Autre production asiatique extrême, Gong Tau est un pur film d’horreur n’ayant que faire du bon goût. Film classé dans le cinéma de Category III – catégorisation qui correspond à une interdiction aux moins de 18 ans- Gong Tau compense son manque de moyens par une violence gore et graphique. Le réalisateur n’hésite pas à transformer un bébé en cadavre putrescent, à faire décoller la tête d’un sorcier qui s’envole par la suite dans les airs, ou bien encore à recueillir de l’huile de graisse humaine. Vous l’aurez compris, Gong Tau verse dans le grand guignol malsain, sans pour autant pâtir d’une réalisation dilettante. La pellicule est chiadée pour ce genre de métrage, et l’on est même surpris de déceler une ambiance à la Seven lorsque l’on s’aventure dans les appartements du tueur. Une curiosité, comme seule l’Asie peut en produire.

Changement de cap, changement de lieu et toujours le même esprit de folie avec Postal d’Uwe Boll, film germano-canadien ne rechignant pas à briser tous les tabous pour au final être un des films les plus politiquement incorrects que l’on ai vu depuis les ZAZ et autres productions Troma. L’histoire n’est qu’une excuse pour tirer à boulets rouges sur le puritanisme, la politique américaine, les cultes religieux j’en passe et des meilleurs afin de déclencher un fou rire toutes les dix secondes. Rien n’échappe à la moulinette de Boll, que ce soit les obèses, les handicapées, les musulmans, les nazis, les gourous, les blondes à forte poitrine ou le massacre d’enfants. C’est irrévérencieux, foutraque, ne cherchez pas à trouver un langage cinématographique cohérent car il n’y en a pas, et tout ce qu’il y a de plus politique malgré les apparences. Après Bourdieu et Baudrillard, voici la nouvelle critique, écrite au marteau-piqueur, de notre société contemporaine. A voir au premier comme au dixième degré.

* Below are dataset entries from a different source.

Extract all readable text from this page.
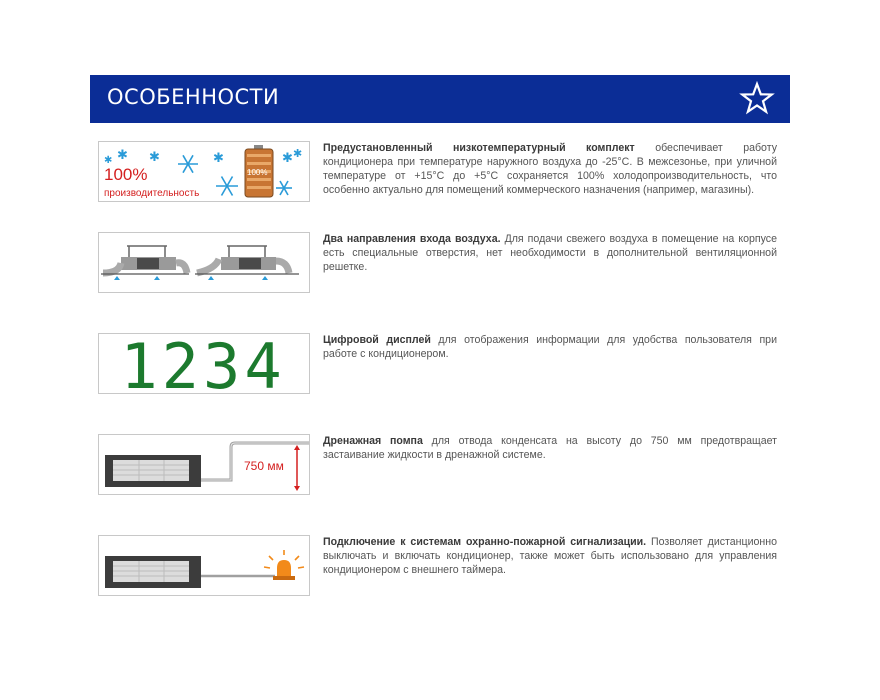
ОСОБЕННОСТИ
✱ ✱	✱	✱ ✱
✱
100%
производительность
100%
Предустановленный низкотемпературный комплект обеспечивает работу кондиционера при температуре наружного воздуха до -25°C. В межсезонье, при уличной температуре от +15°C до +5°C сохраняется 100% холодопроизводительность, что особенно актуально для помещений коммерческого назначения (например, магазины).
Два направления входа воздуха. Для подачи свежего воздуха в помещение на корпусе есть специальные отверстия, нет необходимости в дополнительной вентиляционной решетке.
1234	Цифровой дисплей для отображения информации для удобства пользователя при работе с кондиционером.
750 мм
Дренажная помпа для отвода конденсата на высоту до 750 мм предотвращает застаивание жидкости в дренажной системе.
Подключение к системам охранно-пожарной сигнализации. Позволяет дистанционно выключать и включать кондиционер, также может быть использовано для управления кондиционером с внешнего таймера.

Parmi toutes ces folies la programmation offre quelques moments de détente et de poésie, où l’enfance trouve encore sa raison d’être et où la magie de l’imaginaire nous libère de tant d’hémoglobine. Nevermore donc, film d’un jeune réalisateur ayant tout juste terminé ses études en cinéma, sous ses allures de conte, narre l’histoire du fils d’un pêcheur abandonné à son sort dès l’instant où son père sera emporté par les vagues. Minimaliste, la baraque du pêcheur est isolée au milieu des plages de sable, un arbre décharné trône au bord de la mer, lyrique et sombre, l’enfant est émerveillé par un cirque itinérant, thématique du monstre et des marginaux, et est terrifié par l’image du pasteur qui l’a recueilli, métaphore da la castration de l’enfance par les figures religieuses, Nevermore enchante pas sa simplicité et sa lumineuse pulsion de vie. D’une maîtrise technique étonnante, les paysages lunaires de la mer relèvent d’une ambition stylistique digne d’un Caro et Jeunet ou d’un Tim Burton, ce court film envoûte et laisse à présager d’un bel avenir à son jeune auteur. Espérons que le Goethe Institut, à qui l’on doit sa programmation dans le festival, pourra lui trouver un diffuseur en France.